Campbell’s proposal would strengthen existing protections in Texas for the “right to act or refuse to act in a manner motivated by a sincerely held religious belief,” a legal maneuver that critics have described as a “license to discriminate.” This year, many state legislatures have considered putting the religious rights of business owners over the civil rights of would-be customers. Similar proposals in Kansas, North Carolina, South Dakota, Arizona, and Oregon ultimately failed this year, while a number of other states have held that the law protects LGBT folks from discrimination even if that discrimination is based in scripture.
Mississippi signed a license to discriminate into law, and Kentucky lawmakers overrode the governor’s veto to put their own religious freedom law into effect. In Pennsylvania, lawmakers who are trying to extend non-discrimination protections to LGBT couples have so far been stymied.

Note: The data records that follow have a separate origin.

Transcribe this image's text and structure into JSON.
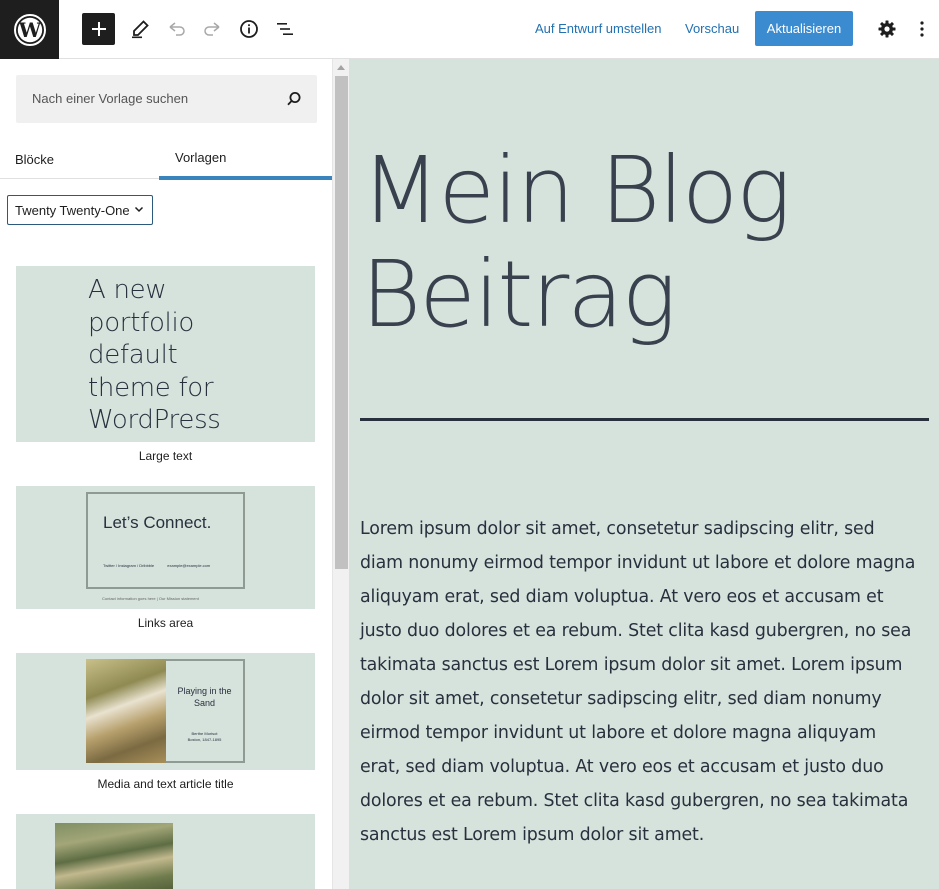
{
  "toolbar": {
    "logo_icon": "wordpress-logo-icon",
    "add_icon": "plus-icon",
    "tools_icon": "pencil-icon",
    "undo_icon": "undo-icon",
    "redo_icon": "redo-icon",
    "details_icon": "info-icon",
    "list_view_icon": "list-view-icon",
    "switch_to_draft": "Auf Entwurf umstellen",
    "preview": "Vorschau",
    "update": "Aktualisieren",
    "settings_icon": "gear-icon",
    "options_icon": "kebab-menu-icon",
    "accent_color": "#3b8bd0"
  },
  "sidebar": {
    "search": {
      "placeholder": "Nach einer Vorlage suchen",
      "icon": "search-icon"
    },
    "tabs": [
      {
        "label": "Blöcke",
        "active": false
      },
      {
        "label": "Vorlagen",
        "active": true
      }
    ],
    "pattern_source": {
      "selected": "Twenty Twenty-One",
      "icon": "chevron-down-icon"
    },
    "patterns": [
      {
        "label": "Large text",
        "preview_lines": [
          "A new",
          "portfolio",
          "default",
          "theme for",
          "WordPress"
        ]
      },
      {
        "label": "Links area",
        "preview_title": "Let’s Connect.",
        "preview_links": "Twitter  /  Instagram  /  Dribbble",
        "preview_email": "example@example.com",
        "preview_footer": "Contact information goes here   |   Our Mission statement"
      },
      {
        "label": "Media and text article title",
        "preview_title": "Playing in the Sand",
        "preview_subtitle": "Berthe Morisot\nBoston, 1847-1895"
      },
      {
        "label": ""
      }
    ]
  },
  "canvas": {
    "background_color": "#d6e2dc",
    "title": "Mein Blog Beitrag",
    "body": "Lorem ipsum dolor sit amet, consetetur sadipscing elitr, sed diam nonumy eirmod tempor invidunt ut labore et dolore magna aliquyam erat, sed diam voluptua. At vero eos et accusam et justo duo dolores et ea rebum. Stet clita kasd gubergren, no sea takimata sanctus est Lorem ipsum dolor sit amet. Lorem ipsum dolor sit amet, consetetur sadipscing elitr, sed diam nonumy eirmod tempor invidunt ut labore et dolore magna aliquyam erat, sed diam voluptua. At vero eos et accusam et justo duo dolores et ea rebum. Stet clita kasd gubergren, no sea takimata sanctus est Lorem ipsum dolor sit amet."
  }
}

These laws have come into vogue after numerous anti-LGBT small business owners have refused service to LGBT clients in Kentucky, Hawaii, Oregon, Vermont, New Mexico, Iowa, Colorado, and other states in recent years. Many of these disputes involve bakeries and other vendors who refuse to contract for services at same-sex weddings, but some businesses have refused to print Pride t-shirts or put rainbow frosting on an order of cookies.

Conservative political forces have leaped to these companies’ aid, arguing that their religious convictions about sexuality trump everyone else’s civil rights against discrimination. Those calls grew louder after this summer’s Supreme Court decision that a retailer called Hobby Lobby did not have to provide health insurance that covers birth control due to the company’s religious views, a ruling that reversed decades of precedent whereby legal protections tied to religious faith were limited to actions that did not impede other people’s rights.

Sen. Campbell’s new proposal in Texas is her second bite at the license-to-discriminate apple. Her first, in 2013, didn’t go very well. Critics pointed out that by amending the state constitution as she proposes, lawmakers would empower Westboro Baptist Church protesters to attend military funerals rather than protesting them from afar. One commentator applauded Campbell’s intentions but warned that the way her proposal was written might some day allow a person to claim a sincere religious belief in the right to an abortion, effectively legalizing abortion in Texas.